Mi padre había escuchado la historia en sus rondas por el Franco. Debió ser por los años 50 y se la oí a menudo, pero solo a él. Eso me llevó a conjeturar que quizá se refiriese a algún hombre de la Restauración y me hizo olvidar el asunto aunque la frase la incorporé a mi repertorio personal. Pero hace poco, retomando la investigación, me encontré de repente, en una página de la Fundación Pablo Iglesias, con la ficha de José Mareque Santos (1871-1937), carpintero, panadero y sindicalista, gaditano emigrado a Santiago ya en 1890 y elegido diputado en 1931 en las listas del PSOE.

Al terminar la legislatura se quedó en Madrid y trabajó en la Biblioteca Nacional. Murió en 1937, en plena guerra civil. Creo razonable pensar que aquí tenemos al hombre silente que dio origen al dicho. Lo que me sigue llamando la atención es que el chascarrillo pasara al olvido de una forma tan radical. Después de meditarlo he acabado pensando que a lo mejor todo lo que le contaron a mi padre ya era un cuento del pasado que conservaban algunos y que aquí interviene el silencio espeso de los años fatídicos de la guerra y primera postguerra, silencio que ha intentado romper Suso de Toro con su estimulante obra sobre Don Ramón Baltar.

Recuerdo las comidas en casa y el plato de lentejas; mi madre largaba el cuento de su riqueza en hierro y mi padre aludía a las benéficas píldoras del Doctor Negrín, un galeno para mí desconocido, que deberíamos apreciar en su valor. Veo a una prima de mi padre apagando la radio en el momento en el que empezaba el himno al terminar el parte. Aquí está mi madre hablando de cuando Alcalá-Zamora visitó el pueblo y los niños fueron a recibirlo a la estación agitando banderitas. Pequeños detalles cotidianos que fui aclarando muchos años después. Para entonces el silencio había llevado al olvido y los hechos se habían vuelto brumosos.

Cuando uno va cumpliendo años empieza a comprender estos mecanismos de la memoria, aunque no se apliquen a asuntos dramáticos. A veces uno recuerda aspectos de su propia vida como si se tratase de alguien ajeno y llega a olvidar lo que hizo en determinados momentos o a gente con la que tuvo un cierto trato.
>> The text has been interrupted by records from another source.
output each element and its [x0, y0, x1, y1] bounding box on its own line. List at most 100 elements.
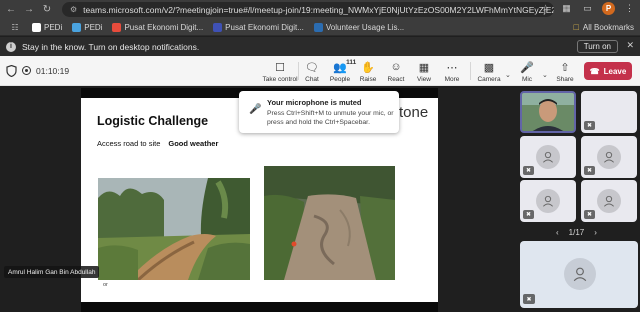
more-icon: ⋯ — [446, 61, 458, 74]
shield-icon — [6, 65, 17, 77]
reload-icon[interactable]: ↻ — [40, 3, 54, 17]
chevron-left-icon[interactable]: ‹ — [556, 228, 559, 237]
slide-subtitle-text: Access road to site — [97, 139, 161, 148]
avatar — [597, 189, 621, 213]
bookmark-favicon-icon — [313, 22, 323, 32]
gallery-pager: ‹ 1/17 › — [556, 228, 597, 237]
slide-note: or — [103, 282, 108, 288]
participant-video — [522, 93, 574, 131]
folder-icon: □ — [573, 22, 579, 32]
react-label: React — [387, 76, 405, 83]
back-icon[interactable]: ← — [4, 3, 18, 17]
divider — [470, 62, 471, 80]
leave-label: Leave — [603, 66, 627, 76]
menu-icon[interactable]: ⋮ — [623, 2, 636, 15]
sidebar-icon[interactable]: ▭ — [581, 2, 594, 15]
chevron-down-icon[interactable]: ⌄ — [505, 71, 511, 79]
bookmark-label: Pusat Ekonomi Digit... — [225, 22, 304, 32]
mic-button[interactable]: 🎤 Mic — [511, 60, 543, 84]
bookmark-favicon-icon — [72, 22, 82, 32]
profile-avatar[interactable]: P — [602, 2, 615, 15]
turn-on-button[interactable]: Turn on — [576, 40, 618, 53]
take-control-button[interactable]: ☐ Take control — [262, 60, 297, 84]
more-button[interactable]: ⋯ More — [436, 60, 468, 84]
bookmark-item[interactable]: Pusat Ekonomi Digit... — [112, 22, 203, 32]
extensions-icon[interactable]: ▦ — [560, 2, 573, 15]
mic-label: Mic — [521, 76, 533, 83]
smiley-icon: ☺ — [390, 61, 402, 73]
camera-label: Camera — [477, 76, 501, 83]
bookmark-favicon-icon — [112, 22, 122, 32]
browser-toolbar: ← → ↻ ⚙ teams.microsoft.com/v2/?meetingj… — [0, 0, 640, 19]
bookmarks-bar: ☷ PEDi PEDi Pusat Ekonomi Digit... Pusat… — [0, 19, 640, 36]
take-control-icon: ☐ — [275, 61, 285, 74]
notification-text: Stay in the know. Turn on desktop notifi… — [22, 41, 200, 52]
chat-label: Chat — [305, 76, 319, 83]
participant-tile[interactable]: ✖ — [581, 136, 637, 178]
people-label: People — [329, 76, 351, 83]
toast-body: Press Ctrl+Shift+M to unmute your mic, o… — [267, 110, 394, 126]
more-label: More — [444, 76, 460, 83]
bookmark-item[interactable]: PEDi — [32, 22, 63, 32]
mic-off-icon: 🎤 — [249, 104, 262, 115]
share-button[interactable]: ⇧ Share — [549, 60, 581, 84]
bookmark-label: PEDi — [44, 22, 63, 32]
mic-off-icon: 🎤 — [520, 61, 534, 74]
raise-label: Raise — [359, 76, 377, 83]
mic-off-icon: ✖ — [584, 166, 595, 175]
slide-brand-text: tone — [399, 104, 429, 121]
all-bookmarks-label: All Bookmarks — [582, 22, 634, 32]
address-bar[interactable]: ⚙ teams.microsoft.com/v2/?meetingjoin=tr… — [62, 2, 554, 17]
participant-tile-video[interactable] — [520, 91, 576, 133]
close-icon[interactable]: ✕ — [626, 40, 634, 51]
bookmark-favicon-icon — [32, 22, 41, 32]
mic-off-icon: ✖ — [523, 210, 534, 219]
mic-off-icon: ✖ — [584, 210, 595, 219]
chevron-right-icon[interactable]: › — [594, 228, 597, 237]
recording-icon — [22, 66, 31, 75]
bookmark-favicon-icon — [213, 22, 223, 32]
info-icon: i — [6, 41, 16, 52]
slide-letterbox — [81, 302, 438, 312]
avatar — [564, 258, 596, 290]
participant-tile[interactable]: ✖ — [520, 136, 576, 178]
bookmark-item[interactable]: PEDi — [72, 22, 102, 32]
mic-off-icon: ✖ — [584, 121, 595, 130]
grid-icon: ▦ — [418, 61, 430, 74]
slide-title: Logistic Challenge — [97, 114, 209, 128]
avatar — [536, 145, 560, 169]
participant-tile-large[interactable]: ✖ — [520, 241, 638, 308]
bookmark-star-icon[interactable]: ☆ — [539, 2, 552, 15]
toast-title: Your microphone is muted — [267, 98, 362, 107]
bookmark-item[interactable]: Pusat Ekonomi Digit... — [213, 22, 304, 32]
bookmark-label: Volunteer Usage Lis... — [325, 22, 405, 32]
participant-tile[interactable]: ✖ — [581, 91, 637, 133]
share-label: Share — [556, 76, 574, 83]
page-indicator: 1/17 — [568, 228, 585, 237]
chevron-down-icon[interactable]: ⌄ — [542, 71, 548, 79]
road-photo-left — [98, 178, 250, 280]
road-photo-right — [264, 166, 395, 280]
participant-tile[interactable]: ✖ — [520, 180, 576, 222]
bookmark-item[interactable]: Volunteer Usage Lis... — [313, 22, 405, 32]
avatar — [597, 145, 621, 169]
hand-icon: ✋ — [361, 61, 375, 74]
share-icon: ⇧ — [560, 61, 570, 74]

A mí me parece que Compostela es una ciudad propicia para el olvido; estudiantes y turistas que vienen y desaparecen. Aquí parece que no cambia nada, pero el que cada piedra siga en su sitio generación tras generación, y algunas desde Gelmírez o el Maestro Mateo, no nos dice gran cosa sobre sus gentes y los recuerdos que se transmiten. A veces yo me tropezaba en la calle o en alguna librería con Juan Cebrián, que había sido mi profesor de religión. Siempre pegábamos la hebra y él me contaba sus teorías sobre la relación de nuestra ciudad con la Iglesia de Jerusalén o alguno de sus estudios jacobeos.

Recuerdo que una vez le dije, ‘carallo Juancho, te remontas en los siglos como una lamprea por el Ulla pero podías indagar cómo es posible que en la catedral perdierais el cuerpo del Apóstol durante trescientos años’. Y Juancho me dedicó una de aquellas carcajadas suyas, tan contagiosas, y partió hacia sus trabajos sociológicos o a profundizar la hermenéutica de los Hechos de los Apóstoles, mientras yo me iba a predicar el polinomio y la derivada. Pero para mí esa es la prueba irrefutable de que Santiago es un pueblo dado a la ensoñación y el olvido.

Escribió Montaigne aquello de que el hombre es vano, diverso y fluctuante. También olvidadizo. Y obstinado a veces en el recuerdo, como Villafínez, otro frecuentador del Franco, del que se contaba que una vez pintó a un grupo de amigos: cuando se acercaron a ver el esbozo se encontraron con una vista del Hostal.